NHS Providers: spending review must revisit NHS funding

06 October 2020 Steve Brown

The representative body’s chief executive Chris Hopson (pictured) told the NHS Providers’ annual conference, held virtually for the first time, that the government had to stop pretending ‘the NHS can cope with all these pressures on its current budget’. ‘It can’t,’ he said.Chris Hopson

Mr Hopson reflected on the last nine months and the impact of the Covid-19 pandemic and considered the immediate and future challenges facing the service.

He paid tribute to frontline and support staff in meeting Covid demand and rapidly ramping up the service’s emergency response. The nation owed them a ‘debt of gratitude’ and the best way to repay that debt was to create a sustainable NHS workforce model. ‘Asking those staff to do the right job, on the right terms and conditions, in the right working environment,’ he said. ‘No longer asking them to go the extra mile and a half every single shift, every single working day.’

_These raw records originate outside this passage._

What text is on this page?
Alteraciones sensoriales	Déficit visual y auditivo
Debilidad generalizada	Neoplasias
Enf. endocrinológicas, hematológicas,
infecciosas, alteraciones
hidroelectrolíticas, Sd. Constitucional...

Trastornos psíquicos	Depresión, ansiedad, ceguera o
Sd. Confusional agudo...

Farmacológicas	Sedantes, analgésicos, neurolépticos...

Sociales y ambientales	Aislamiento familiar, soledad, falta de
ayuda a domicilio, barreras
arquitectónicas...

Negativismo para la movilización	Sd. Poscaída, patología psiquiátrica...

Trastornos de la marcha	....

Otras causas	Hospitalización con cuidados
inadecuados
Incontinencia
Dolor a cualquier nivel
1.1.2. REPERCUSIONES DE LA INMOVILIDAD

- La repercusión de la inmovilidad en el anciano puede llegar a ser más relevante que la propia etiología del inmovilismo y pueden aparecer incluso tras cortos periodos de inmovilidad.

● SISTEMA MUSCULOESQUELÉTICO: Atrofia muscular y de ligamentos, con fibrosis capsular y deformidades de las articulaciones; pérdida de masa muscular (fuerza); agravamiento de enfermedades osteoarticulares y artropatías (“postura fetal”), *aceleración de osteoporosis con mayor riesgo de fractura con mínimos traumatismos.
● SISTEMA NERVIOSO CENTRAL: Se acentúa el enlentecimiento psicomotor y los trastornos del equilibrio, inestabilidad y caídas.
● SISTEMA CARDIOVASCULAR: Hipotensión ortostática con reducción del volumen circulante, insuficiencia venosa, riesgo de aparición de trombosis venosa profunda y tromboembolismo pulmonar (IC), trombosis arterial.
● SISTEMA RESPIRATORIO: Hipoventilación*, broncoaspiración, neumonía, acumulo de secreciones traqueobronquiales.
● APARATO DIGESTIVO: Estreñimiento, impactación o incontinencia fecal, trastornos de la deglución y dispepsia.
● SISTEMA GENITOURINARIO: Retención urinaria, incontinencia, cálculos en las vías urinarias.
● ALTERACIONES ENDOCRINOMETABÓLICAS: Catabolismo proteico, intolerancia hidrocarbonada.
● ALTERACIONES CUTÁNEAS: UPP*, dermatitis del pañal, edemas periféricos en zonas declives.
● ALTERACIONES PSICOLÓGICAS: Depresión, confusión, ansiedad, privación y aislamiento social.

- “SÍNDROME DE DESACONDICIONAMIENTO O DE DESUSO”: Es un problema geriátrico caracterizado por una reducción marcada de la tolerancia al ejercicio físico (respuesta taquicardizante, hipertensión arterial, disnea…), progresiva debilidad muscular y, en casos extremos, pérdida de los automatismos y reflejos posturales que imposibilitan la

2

He called on the government to ‘fund and support the NHS to fill our current workforce gaps’.

Mr Hopson repeated his message that the NHS had never provided a Covid-only service and was now going ‘full pelt’ to recover service volumes – a statement he said would be backed up when performance data for September is published. However, he said this winter’s task was ‘significant’, particularly if there is a full second Covid surge alongside normal winter pressures.

As part of six of things that trusts required, he called for ‘flexibility and extra support, if needed, on finances’. ‘NHS England and Improvement know there are significant gaps in second half finances in some trusts, particularly for those with large amounts of non-NHS income,’ he said. ‘And we need government to cover all the extra costs resulting from any unexpectedly large second Covid surges.

Funding also needed to be reviewed for the long term. The NHS entered Covid-19 having faced its longest ever financial squeeze. ‘If funding between 2010 and 2018 had grown in line with the long-term average since 1948, the NHS would have had an extra £25bn to spend in 2018,’ he said. ‘Think what a difference that could have made.’

The five-year settlement for the core NHS England budget announced in 2018 – which averaged 3.4% real-terms annual growth – was generous compared to funding for the wider public sector. But it was still 0.3% below the long-term growth, ‘barely kept up with demand’ and ‘certainly didn’t pay for the transformation that was needed’. It also failed to set budgets for capital, education and training, and public health.

In its election manifesto, the government further committed to recruit 50,000 new nurses and build 40 hospitals.

Now Covid had increased costs. Care backlogs need to be recovered. There is rapidly growing mental health demand. Personal protective equipment and NHS Test and Trace are also significant costs. And cost improvement programme savings had also been lost, which were a fundamental part of making the books balance.

‘It is impossible to see how the NHS can deliver the long-term plan, meet the manifesto commitments and cover the costs of Covid-19 on the current NHS funding settlement,’ Mr Hopson said. ‘All three elements of NHS funding – the capital budget; the non-ringfenced wider departmental budget that includes NHS education and training spending; and the core NHS England revenue budget – all need revisiting.’

The call for a new settlement as part of this year’s comprehensive spending review echoed earlier calls from the HFMA and the NHS Confederation.

On top of this was the ‘most pressing problem of all’ – reform of the social care system. ‘Before Covid-19 arrived, the NHS was in danger of heading for the slippery slope of unsustainability down which social care has tumbled with ever increasing speed,’ said Mr Hopson. Demand outstripping capacity, staff asked to do more and more, finance failing to keep up with demand.

Covid-19 had increased these pressures. ‘Having driven social care into crisis by failing to fund it properly and sustainably, we must avoid driving the NHS into a similar fate,’ he said. ‘And we must rescue social care from its current state of crisis.’

His final message to the conference was about speeding up the move to system working. He warned against ‘turning systems into an all powerful quasi strategic health authority tier’ and argued that the unitary trust board was ‘the right governance mechanism, at the right level, on the right footprint and population size, to oversee the delivery of complex, high-risk, frontline care’.

And he said any new structure should ensure maximum efficiency. ‘[This means] avoiding going from a structure with two layers – Monitor and the Trust Development Authority and trusts – to one with four – NHS England and Improvement; NHS England and Improvement regions; systems in the form of sustainability and transformation partnerships and integrated care systems; and local trusts. Do we really need four finance and workforce teams where previously there were two?’ he asked.